Hoy en día es fácil verlo en la sección de comida internacional de grandes supermercados o en tiendas de productos de Europa del Este. Lo verás en dos versiones: Mild (suave) o Ljuti (picante).
Si no lo encuentras, puedes triturar un bote de pimientos del piquillo asados con media berenjena asada y una pizca de ajo. Si vas con prisa, mezcla pimientos rojos asados muy picaditos con un poco de pasta de tomate extra y una pizca de azúcar o sirope de agave para imitar ese dulzor característico.
¿Cuál es el origen del arroz Djuvec?
Aunque hoy en día es un plato imprescindible en toda la península balcánica, el arroz Djuvec (o Đuveč) tiene sus raíces más profundas en Serbia. Se considera una de las joyas de la gastronomía serbia, aunque su influencia se extiende por países vecinos como Croacia, Bosnia y Montenegro.
Fue en territorio serbio donde la receta se transformó e integró los productos locales más emblemáticos, como los pimientos rojos de la región y, por supuesto, el Ajvar, que es el alma de su cocina.

¿Qué significa exactamente “Djuvec”?
El nombre de este plato no describe los ingredientes, sino el recipiente. Proviene de la palabra turca “Güveç”, que hace referencia a una cazuela de barro tradicional donde se cocinaba originalmente. Con el tiempo, la palabra se adaptó en los Balcanes a Đuveč (que se pronuncia algo así como “dyu-vech”).
Originalmente, más que un simple arroz, el Đuveč era un estofado contundente de verduras y carne que se horneaba lentamente en estos recipientes de barro. Con los años, la versión de solo arroz y verduras se hizo tan popular como guarnición que acabó heredando el nombre del recipiente, convirtiéndose en el plato icónico que conocemos hoy.
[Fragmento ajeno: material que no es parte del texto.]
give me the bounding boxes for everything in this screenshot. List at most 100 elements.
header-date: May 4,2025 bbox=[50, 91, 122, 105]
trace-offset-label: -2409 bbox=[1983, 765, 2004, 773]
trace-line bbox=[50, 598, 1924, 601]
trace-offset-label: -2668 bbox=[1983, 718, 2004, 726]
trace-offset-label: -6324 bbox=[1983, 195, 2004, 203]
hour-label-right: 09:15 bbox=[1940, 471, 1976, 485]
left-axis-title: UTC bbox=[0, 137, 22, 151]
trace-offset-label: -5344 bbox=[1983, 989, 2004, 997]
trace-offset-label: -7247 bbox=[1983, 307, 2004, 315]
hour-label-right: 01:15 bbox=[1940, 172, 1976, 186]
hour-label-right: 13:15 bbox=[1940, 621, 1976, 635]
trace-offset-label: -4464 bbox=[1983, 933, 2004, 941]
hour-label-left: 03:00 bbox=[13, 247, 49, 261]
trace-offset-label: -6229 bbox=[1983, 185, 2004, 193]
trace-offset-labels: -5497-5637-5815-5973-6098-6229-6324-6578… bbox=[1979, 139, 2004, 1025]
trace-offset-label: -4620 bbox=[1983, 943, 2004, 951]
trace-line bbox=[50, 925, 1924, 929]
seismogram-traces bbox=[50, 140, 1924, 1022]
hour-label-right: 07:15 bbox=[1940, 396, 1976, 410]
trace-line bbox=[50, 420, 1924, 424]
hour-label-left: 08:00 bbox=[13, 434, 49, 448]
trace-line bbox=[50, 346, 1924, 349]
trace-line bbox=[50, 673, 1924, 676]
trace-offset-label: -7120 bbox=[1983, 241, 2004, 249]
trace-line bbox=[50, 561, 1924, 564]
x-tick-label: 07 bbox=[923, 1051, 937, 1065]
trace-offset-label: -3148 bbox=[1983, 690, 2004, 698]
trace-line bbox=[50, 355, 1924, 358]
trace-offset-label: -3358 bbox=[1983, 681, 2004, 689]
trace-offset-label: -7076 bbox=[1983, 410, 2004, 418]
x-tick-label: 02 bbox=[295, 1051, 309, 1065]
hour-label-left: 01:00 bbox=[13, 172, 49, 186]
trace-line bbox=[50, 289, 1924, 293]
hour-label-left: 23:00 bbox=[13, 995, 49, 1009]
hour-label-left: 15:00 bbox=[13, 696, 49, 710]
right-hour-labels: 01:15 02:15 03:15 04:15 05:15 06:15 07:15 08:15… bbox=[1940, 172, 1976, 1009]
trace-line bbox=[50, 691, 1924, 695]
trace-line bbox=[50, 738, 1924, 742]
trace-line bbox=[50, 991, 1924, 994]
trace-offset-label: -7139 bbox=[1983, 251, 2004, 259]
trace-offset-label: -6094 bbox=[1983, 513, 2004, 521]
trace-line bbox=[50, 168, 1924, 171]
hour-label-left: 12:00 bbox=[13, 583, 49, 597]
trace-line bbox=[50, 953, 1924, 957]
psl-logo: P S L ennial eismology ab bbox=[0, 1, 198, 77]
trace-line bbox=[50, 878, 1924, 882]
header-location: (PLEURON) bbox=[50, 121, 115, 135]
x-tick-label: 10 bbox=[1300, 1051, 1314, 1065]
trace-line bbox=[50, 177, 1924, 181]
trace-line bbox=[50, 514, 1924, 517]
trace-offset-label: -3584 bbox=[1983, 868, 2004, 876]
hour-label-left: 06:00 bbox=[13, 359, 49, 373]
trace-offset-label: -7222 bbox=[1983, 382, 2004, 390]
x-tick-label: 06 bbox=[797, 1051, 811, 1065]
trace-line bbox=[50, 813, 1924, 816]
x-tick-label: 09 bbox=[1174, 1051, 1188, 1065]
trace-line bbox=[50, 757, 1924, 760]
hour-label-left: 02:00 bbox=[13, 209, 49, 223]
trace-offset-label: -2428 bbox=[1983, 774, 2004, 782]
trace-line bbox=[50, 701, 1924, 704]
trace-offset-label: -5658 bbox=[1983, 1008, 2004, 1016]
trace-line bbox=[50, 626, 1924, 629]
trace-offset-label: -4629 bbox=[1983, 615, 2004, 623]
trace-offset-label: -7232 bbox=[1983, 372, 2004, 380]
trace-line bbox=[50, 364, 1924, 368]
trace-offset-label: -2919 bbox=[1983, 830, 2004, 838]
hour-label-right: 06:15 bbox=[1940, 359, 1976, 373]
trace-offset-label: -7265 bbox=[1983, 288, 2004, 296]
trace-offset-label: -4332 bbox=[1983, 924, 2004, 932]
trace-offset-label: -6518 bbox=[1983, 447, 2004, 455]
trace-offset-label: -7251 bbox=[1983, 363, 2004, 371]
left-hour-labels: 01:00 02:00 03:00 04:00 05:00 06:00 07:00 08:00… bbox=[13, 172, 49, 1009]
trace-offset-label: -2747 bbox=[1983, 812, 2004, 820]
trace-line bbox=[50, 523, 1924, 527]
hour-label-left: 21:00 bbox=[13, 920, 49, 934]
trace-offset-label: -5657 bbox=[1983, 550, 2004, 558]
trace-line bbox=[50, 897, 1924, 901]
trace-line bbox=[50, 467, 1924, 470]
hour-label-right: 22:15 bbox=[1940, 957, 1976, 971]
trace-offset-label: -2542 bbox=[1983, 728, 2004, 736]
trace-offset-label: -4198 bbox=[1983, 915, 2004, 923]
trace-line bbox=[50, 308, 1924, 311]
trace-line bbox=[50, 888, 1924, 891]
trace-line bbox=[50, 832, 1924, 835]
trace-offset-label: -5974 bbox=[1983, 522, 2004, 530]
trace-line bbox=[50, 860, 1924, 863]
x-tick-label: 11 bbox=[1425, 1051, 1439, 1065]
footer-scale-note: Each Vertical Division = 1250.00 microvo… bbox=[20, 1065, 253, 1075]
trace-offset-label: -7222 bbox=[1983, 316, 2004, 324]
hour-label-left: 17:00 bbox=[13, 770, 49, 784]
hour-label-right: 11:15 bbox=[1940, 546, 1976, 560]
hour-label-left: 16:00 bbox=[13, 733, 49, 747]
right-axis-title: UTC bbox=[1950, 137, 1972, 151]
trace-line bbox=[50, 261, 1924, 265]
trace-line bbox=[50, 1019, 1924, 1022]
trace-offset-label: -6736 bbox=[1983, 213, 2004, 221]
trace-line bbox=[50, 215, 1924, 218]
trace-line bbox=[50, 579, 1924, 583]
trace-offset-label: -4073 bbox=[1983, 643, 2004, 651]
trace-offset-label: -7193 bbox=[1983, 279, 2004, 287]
¿Con qué acompañar el arroz Djuvec?

Este arroz es el compañero inseparable de los clásicos de los Balcanes, como los Cevapcici (salchichas de carne picada sin piel) o los Raznjici (brochetas de cerdo o cordero).
Si prefieres algo más ligero, combina de maravilla con cualquier carne o pescado a la parrilla. Para un contraste refrescante, sírvelo con una cucharada de yogur griego natural o una ensalada de tomate, pepino y queso tipo feta.